AWS does not provide such a functionality, but other services can be used for particular operations, and they were reviewed in the previous sections. It means all the recalled components need to be somehow “glued” together. The best general purpose glue is AWS Lambda in the Amazon AWS environment, so let’s use it. AWS Lambda allows the implementation of a logic using just a code without worrying about where the code will run. The only missing piece is the automation triggering when EC2 instance state change happens. Simple answer here, AWS CloudWatch Events.

The whole chain is depicted in the following diagram.

Service chain necessary for automatic registration and deregistration

Notably, the path forming the computer deregistration terminates by the step using LDAP protocol directly. The deregistration is perfomed not from the EC2 instance using an AWS API call, but from the AWS Lambda function’s runtime environment, as AWS does not provide direct interaction with AD object via its API. In other words, the AWS Lambda function needs an elastic network interface (ENI) attached to a subnet that has IP connectivity with AD.

A computer object removal is a privileged operation, so the LDAP call needs to be authenticated. Storing credentials in AWS Lambdas is wrong, so the credentials should be stored in a secret store, e.g., AWS SecretManager. To simplify integration with other AWS processes, this process tends to stick with naming conventions used by AWS that stores credentials in AWS SecretManager under path aws/directory-services/d-xxxxxxxxx/seamless-domain-join.
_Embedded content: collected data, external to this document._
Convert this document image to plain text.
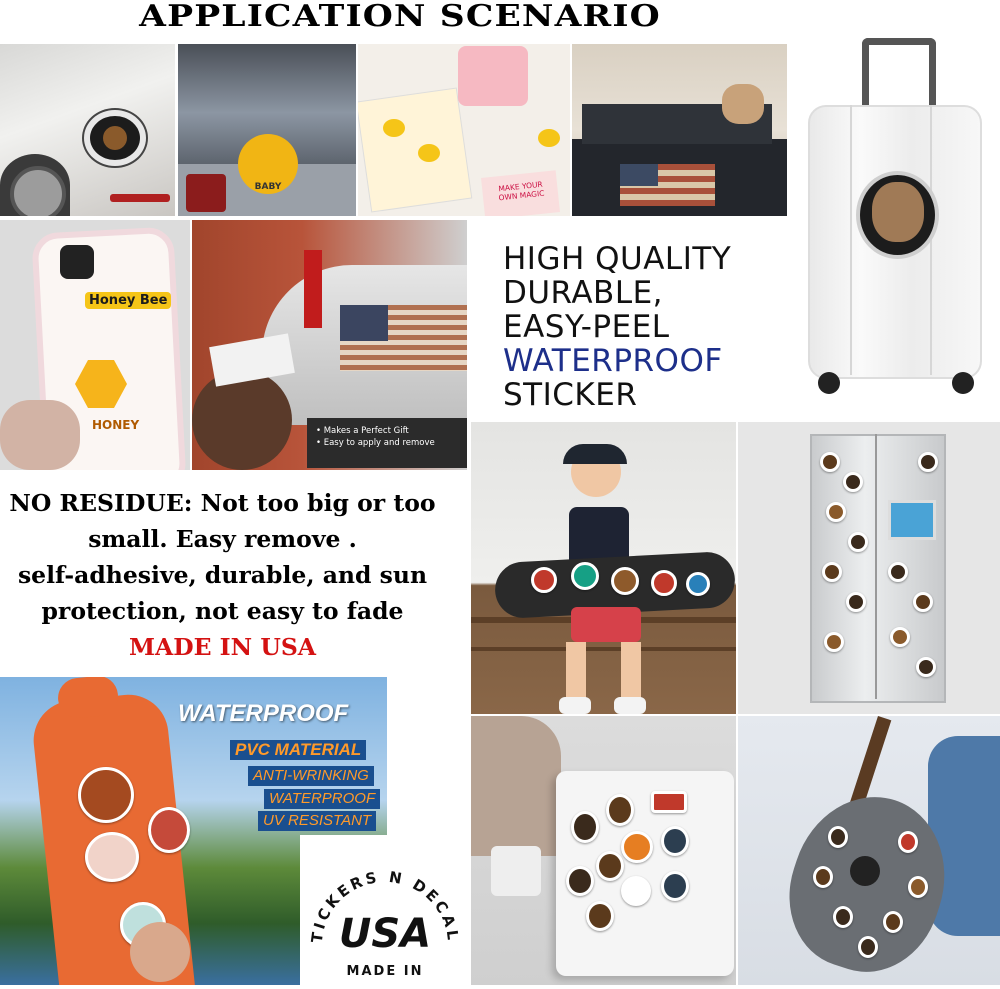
APPLICATION SCENARIO
BABY	MAKE YOUR OWN MAGIC
Honey Bee
HONEY	• Makes a Perfect Gift
• Easy to apply and remove
HIGH QUALITY
DURABLE,
EASY-PEEL
WATERPROOF
STICKER
NO RESIDUE: Not too big or too
small. Easy remove .
self-adhesive, durable, and sun
protection, not easy to fade
MADE IN USA
WATERPROOF
PVC MATERIAL
ANTI-WRINKING
WATERPROOF
UV RESISTANT
TICKERS N DECAL
USA
MADE IN
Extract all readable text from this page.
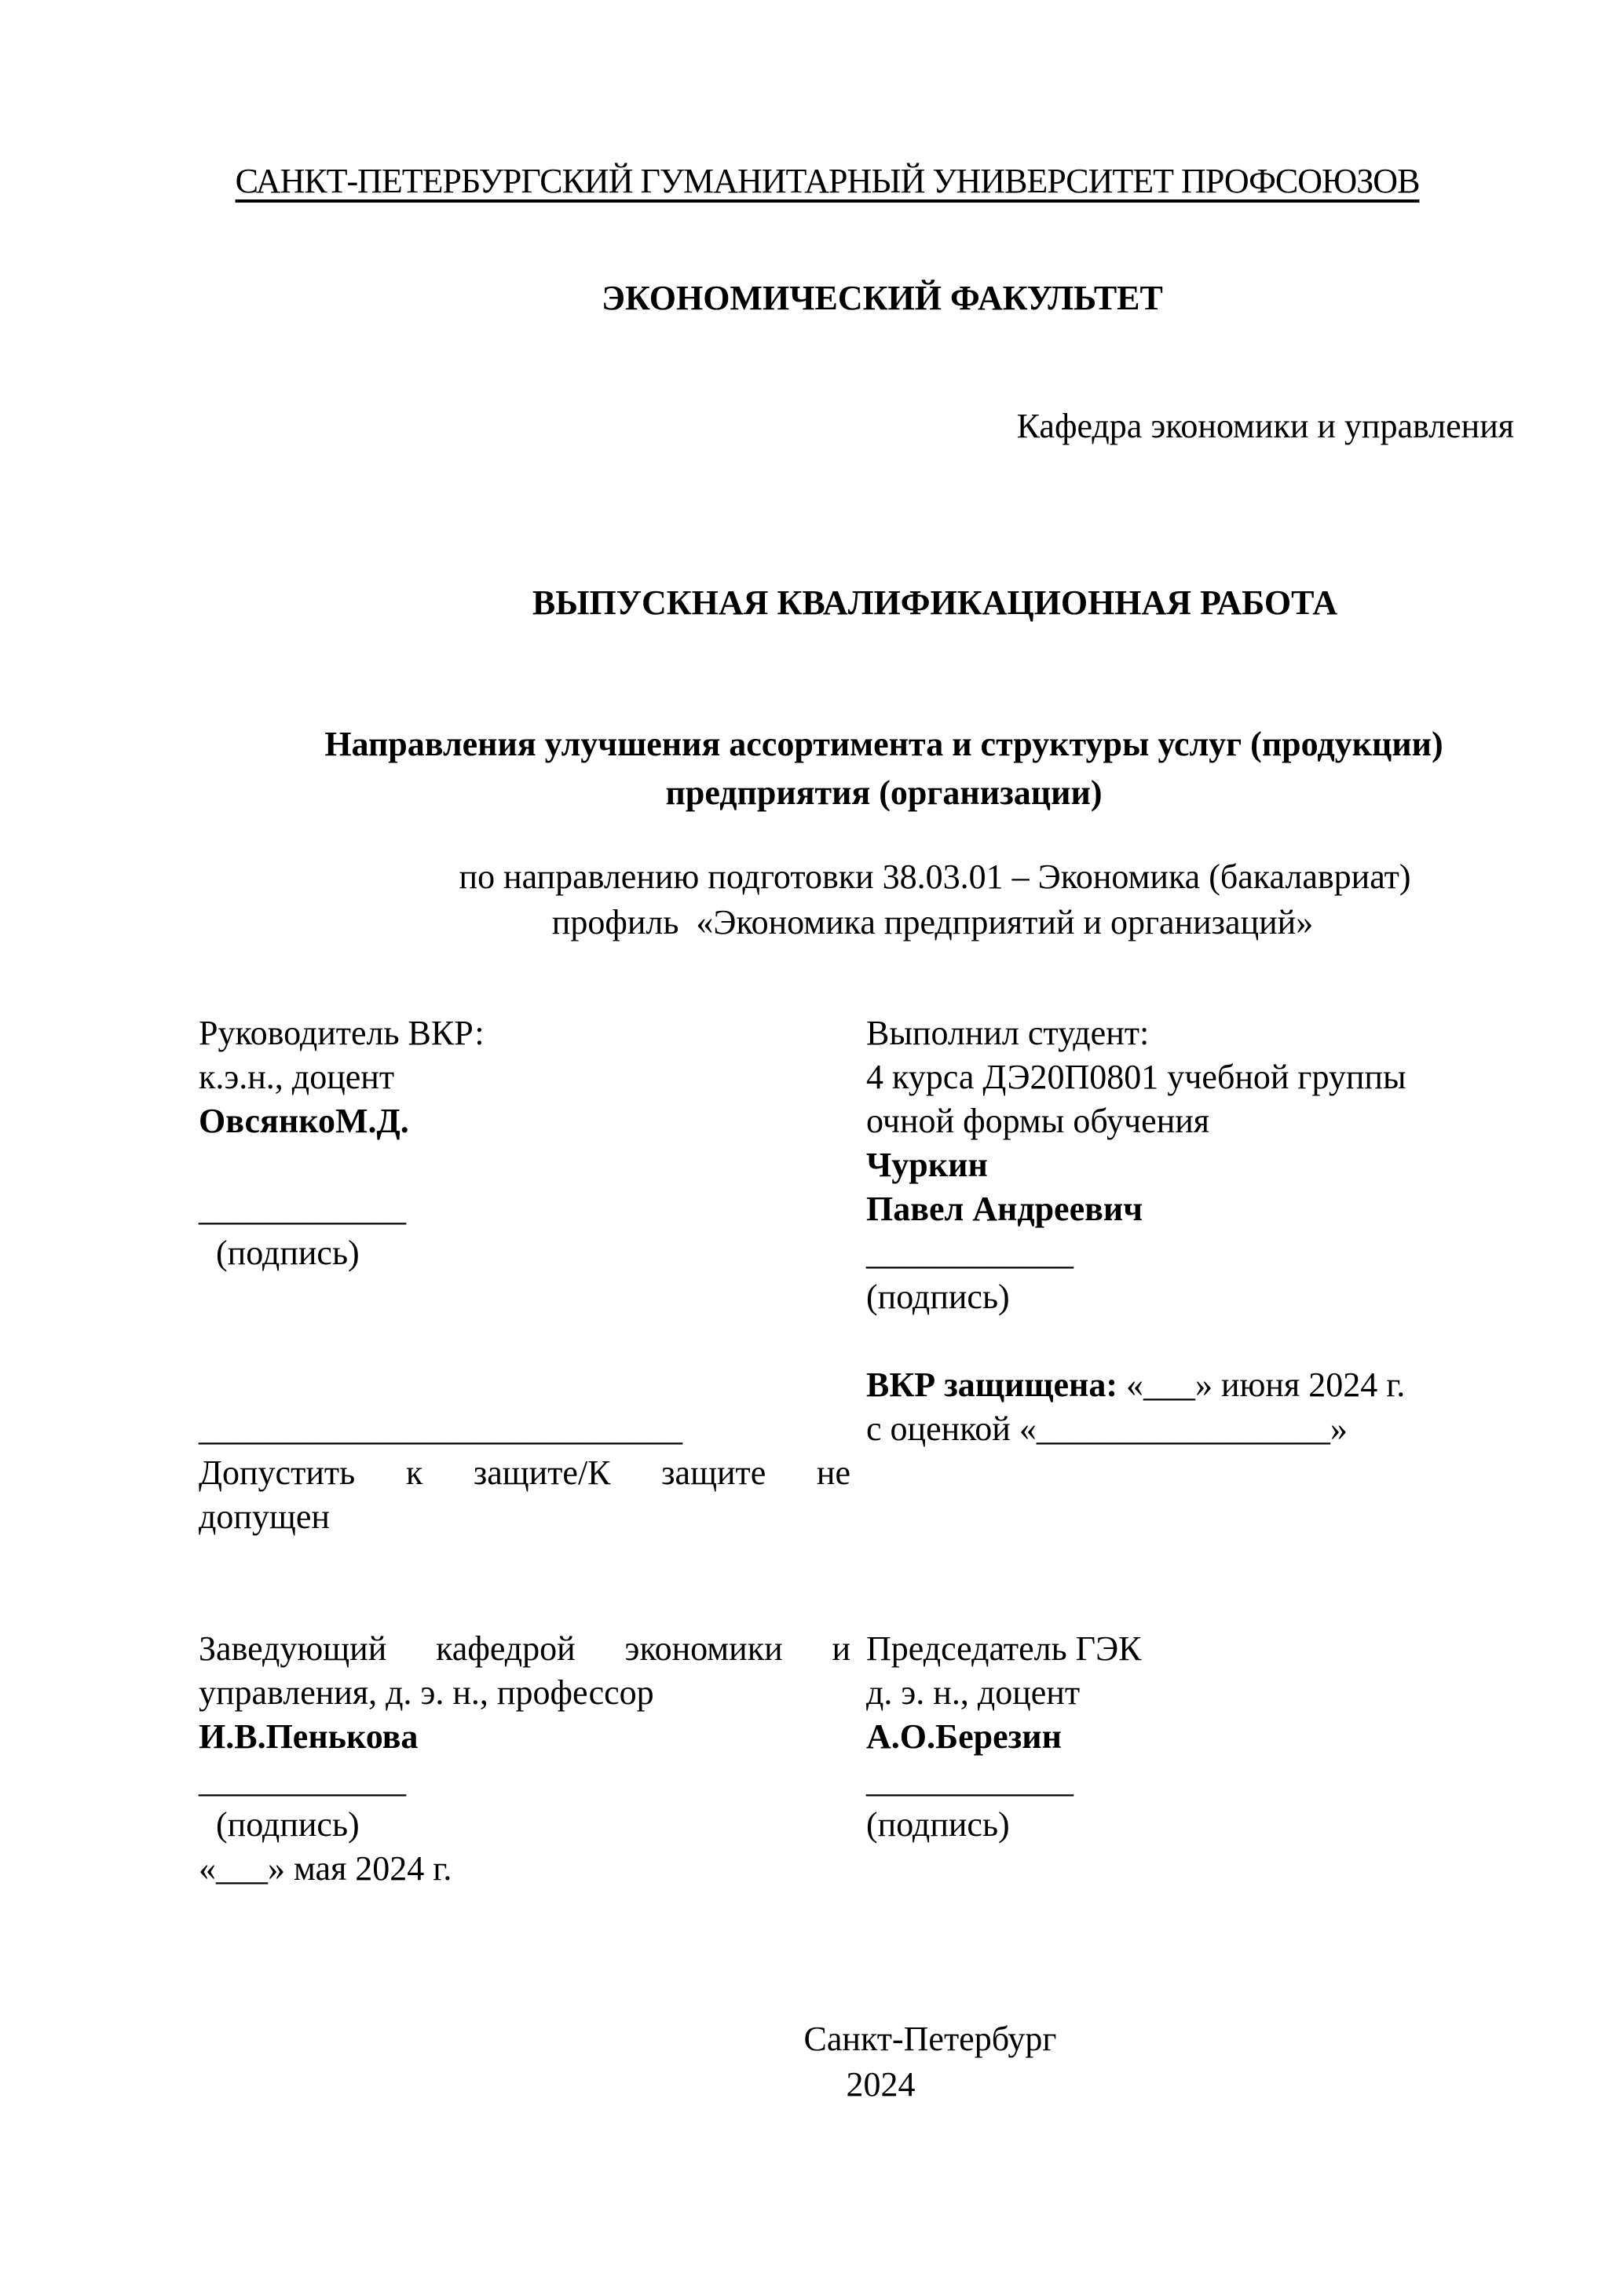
САНКТ-ПЕТЕРБУРГСКИЙ ГУМАНИТАРНЫЙ УНИВЕРСИТЕТ ПРОФСОЮЗОВ
ЭКОНОМИЧЕСКИЙ ФАКУЛЬТЕТ
Кафедра экономики и управления
ВЫПУСКНАЯ КВАЛИФИКАЦИОННАЯ РАБОТА
Направления улучшения ассортимента и структуры услуг (продукции)
предприятия (организации)
по направлению подготовки 38.03.01 – Экономика (бакалавриат)
профиль  «Экономика предприятий и организаций»
Руководитель ВКР:
к.э.н., доцент
ОвсянкоМ.Д.
____________
(подпись)
____________________________
Допустить к защите/К защите не
допущен
Заведующий кафедрой экономики и
управления, д. э. н., профессор
И.В.Пенькова
____________
(подпись)
«___» мая 2024 г.
Выполнил студент:
4 курса ДЭ20П0801 учебной группы
очной формы обучения
Чуркин
Павел Андреевич
____________
(подпись)
ВКР защищена: «___» июня 2024 г.
с оценкой «_________________»
Председатель ГЭК
д. э. н., доцент
А.О.Березин
____________
(подпись)
Санкт-Петербург
2024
The computer registration operation is straightforward, as the AWS Lambda function only needs to retrieve EC2 instance’s metadata using DescribeInstance API call. Having the EC2 tag Domain:Join=True causes a new AWS SSM association is created. A tiny little catch here. As there is no specific AWS CloudWatch even indicating EC2 instance being created, but states are propagated. The meaningful states are PENDING and RUNNING for triggering EC2 registration. The catch is AD might already contain the computer object, as such an event is triggered by EC2 instance has been start-stopped while created a long time ago. Therefore, the registration process needs to look up to AD to check whether to start the registration process. The process might look like this:

procedure Registration
event <- AWS CloudWatch event is received

if event[state] != PENDING then STOP
if event[InstanceId] is registed in AD then STOP

Create ssm assiciation object

END

Similarly, the deregistration process might look like this:

procedure DeRegistration
event <- AWS CloudWatch event is received

if event[state] != TERMINATED then STOP
if event[InstanceId] is not registed in AD then STOP

Delete the computer object from AD via LDAP protocol

END

That is all.

The actual code is implemented using Python language function/main.py and the actual registration to AWS is tackled again by Terraform in lambda.tf. Due to the necessary connectivity with AD via LDAP protocol, ENI has to be attached, resulting in extra configuration of security groups, etc. The AWS CloudWatch events triggers and integration with the lambda code is formalized in lambda_ec2trigger.tf. Additionally, there are a few more lambda_xxx.tf files that tackle some related technicalities.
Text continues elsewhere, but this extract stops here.